Lise öğrenimini Ankara Atatürk Lisesi'nde gerçekleştirdi. 1982 yılında Ankara Üniversitesi Siyasal Bilgiler Fakültesi Basın Yayın Yüksek Okulu'ndan mezun oldu. 1979'dan itibaren sırasıyla Yankı, Hürriyet, Nokta, Haftaya Bakış, Söz ve Tempo'da çalıştı. 1986'da İngiltere'de London School of Journalism'i bitirdi. Orta Doğu Teknik Üniversitesi İktisadi ve İdari Bilimler Fakültesi Siyaset Bilimi ve Kamu Yönetimi bölümünde siyaset bilimi dalında yüksek lisansını 1988'de, aynı bölümünde doktorasını 1996'da tamamladı. Televizyona 1988'de TRT'de Seynan Levent ile başladı. 1989'da 32. Gün'de çalışmaya başladı.

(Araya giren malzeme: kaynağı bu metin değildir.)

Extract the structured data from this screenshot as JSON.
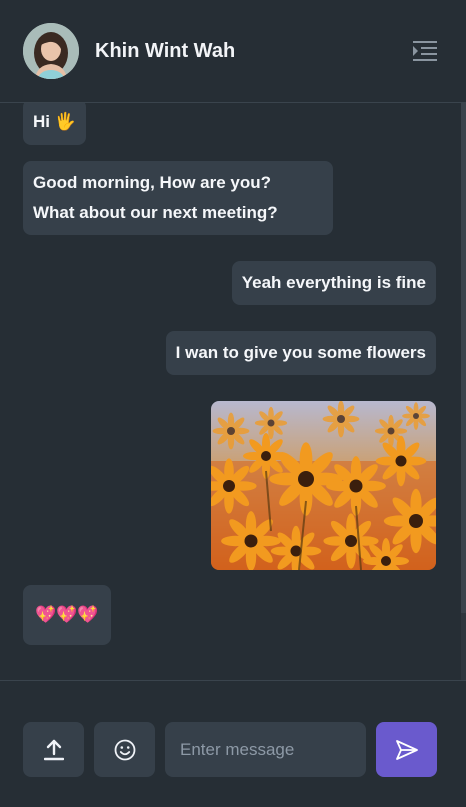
{
  "header": {
    "contact_name": "Khin Wint Wah",
    "avatar_icon": "user-avatar-photo",
    "menu_icon": "menu-lines-icon"
  },
  "messages": [
    {
      "side": "left",
      "lines": [
        "Hi 🖐"
      ]
    },
    {
      "side": "left",
      "lines": [
        "Good morning, How are you?",
        "What about our next meeting?"
      ]
    },
    {
      "side": "right",
      "lines": [
        "Yeah everything is fine"
      ]
    },
    {
      "side": "right",
      "lines": [
        "I wan to give you some flowers"
      ]
    },
    {
      "side": "right",
      "type": "image",
      "content": "orange-flowers-photo"
    },
    {
      "side": "left",
      "lines": [
        "💖💖💖"
      ]
    }
  ],
  "composer": {
    "upload_icon": "upload-icon",
    "emoji_icon": "emoji-smile-icon",
    "placeholder": "Enter message",
    "send_icon": "send-paper-plane-icon"
  },
  "colors": {
    "background": "#262e35",
    "bubble": "#36404a",
    "accent": "#6a5acd",
    "text": "#eff2f7"
  }
}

Köşe yazarlığı 1994'te Aktüel'de başladı. Aynı yıl günlük köşe yazıları yazmaya başladığı Yeni Yüzyıl gazetesinde beş yıl çalıştı. 1999 Ocak'ından 2000 Aralık sonuna kadar Sabah gazetesinde köşe yazarlığı yaptı. 2001 Ocak ayında Milliyet gazetesinde, ADA başlıklı köşe yazılarına başlayan Dündar, bir yandan da NTV televizyonunda Canlı Gaste isimli programı sunuyordu.

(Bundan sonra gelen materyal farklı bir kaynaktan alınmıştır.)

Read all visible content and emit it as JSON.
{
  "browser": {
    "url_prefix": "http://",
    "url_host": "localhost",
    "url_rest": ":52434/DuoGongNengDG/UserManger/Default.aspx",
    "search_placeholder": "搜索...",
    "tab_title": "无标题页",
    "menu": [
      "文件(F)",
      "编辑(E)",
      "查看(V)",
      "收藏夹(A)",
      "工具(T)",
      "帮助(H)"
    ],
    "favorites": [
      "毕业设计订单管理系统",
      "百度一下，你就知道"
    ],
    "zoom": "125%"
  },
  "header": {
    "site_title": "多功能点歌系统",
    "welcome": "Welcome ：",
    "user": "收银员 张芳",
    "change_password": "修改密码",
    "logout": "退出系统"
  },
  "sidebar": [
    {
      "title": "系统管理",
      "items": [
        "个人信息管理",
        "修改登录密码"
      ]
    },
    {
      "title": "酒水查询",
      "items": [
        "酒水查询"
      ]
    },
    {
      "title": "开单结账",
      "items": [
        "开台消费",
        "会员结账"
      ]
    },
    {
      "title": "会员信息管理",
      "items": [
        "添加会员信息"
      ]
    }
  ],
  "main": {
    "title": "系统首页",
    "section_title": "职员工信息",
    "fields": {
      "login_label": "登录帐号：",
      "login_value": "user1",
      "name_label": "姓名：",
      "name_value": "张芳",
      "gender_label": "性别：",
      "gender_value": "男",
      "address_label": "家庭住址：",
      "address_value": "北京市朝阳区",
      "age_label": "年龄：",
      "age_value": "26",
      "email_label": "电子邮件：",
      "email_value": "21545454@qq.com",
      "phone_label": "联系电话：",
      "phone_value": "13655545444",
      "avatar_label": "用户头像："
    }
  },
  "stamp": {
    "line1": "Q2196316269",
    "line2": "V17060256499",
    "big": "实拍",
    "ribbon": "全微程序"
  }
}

Kanalın hükümete yakınlaşma çabası yüzünden muhalif gazetecilerin görevlerine son vermeye başlaması ile Can Dündar NTV'den kovuldu.

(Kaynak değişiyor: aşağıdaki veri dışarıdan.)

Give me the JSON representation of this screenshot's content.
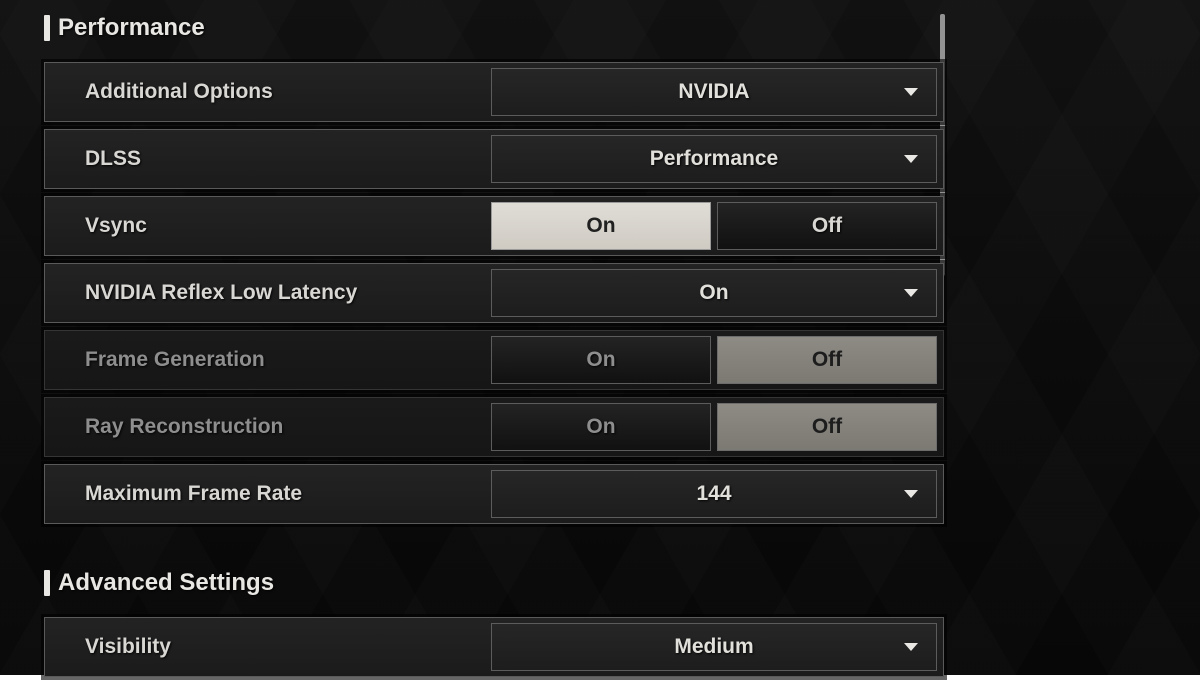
{
  "sections": {
    "performance": {
      "title": "Performance"
    },
    "advanced": {
      "title": "Advanced Settings"
    }
  },
  "labels": {
    "on": "On",
    "off": "Off"
  },
  "rows": {
    "additional_options": {
      "label": "Additional Options",
      "value": "NVIDIA"
    },
    "dlss": {
      "label": "DLSS",
      "value": "Performance"
    },
    "vsync": {
      "label": "Vsync",
      "selected": "On"
    },
    "reflex": {
      "label": "NVIDIA Reflex Low Latency",
      "value": "On"
    },
    "frame_gen": {
      "label": "Frame Generation",
      "selected": "Off"
    },
    "ray_recon": {
      "label": "Ray Reconstruction",
      "selected": "Off"
    },
    "max_frame_rate": {
      "label": "Maximum Frame Rate",
      "value": "144"
    },
    "visibility": {
      "label": "Visibility",
      "value": "Medium"
    }
  }
}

Bir süre sonra Artı 1 TV'de program yapmaya başlayan Can Dündar kanal patronunun haberlerine karıştığı gerekçesi ile ekibiyle birlikte istifa etti.
Gezi Eylemleri sürecinde hükümet karşıtı söylemleri yüzünden 1 Ağustos 2013 günü Milliyet gazetesinden de kovulan Can Dündar, kısa bir süre BirGün gazetesinde yazdıysa da Cumhuriyet gazetesi ile anlaştı ve yazılarına Cumhuriyet'te devam etmektedir.
Dönemin tarihine ilişkin bilgilere de yer veren bu kitapta Nazım Hikmet'in, Menderes'in, Melih Kibar ve Çiğdem Talu'nun aşkları beni fazlasıyla etkilemişti. Böyle unutulmaz aşkları okumak günümüzün sabun köpüğü aşklarını sorgulatıyor valla insana.:)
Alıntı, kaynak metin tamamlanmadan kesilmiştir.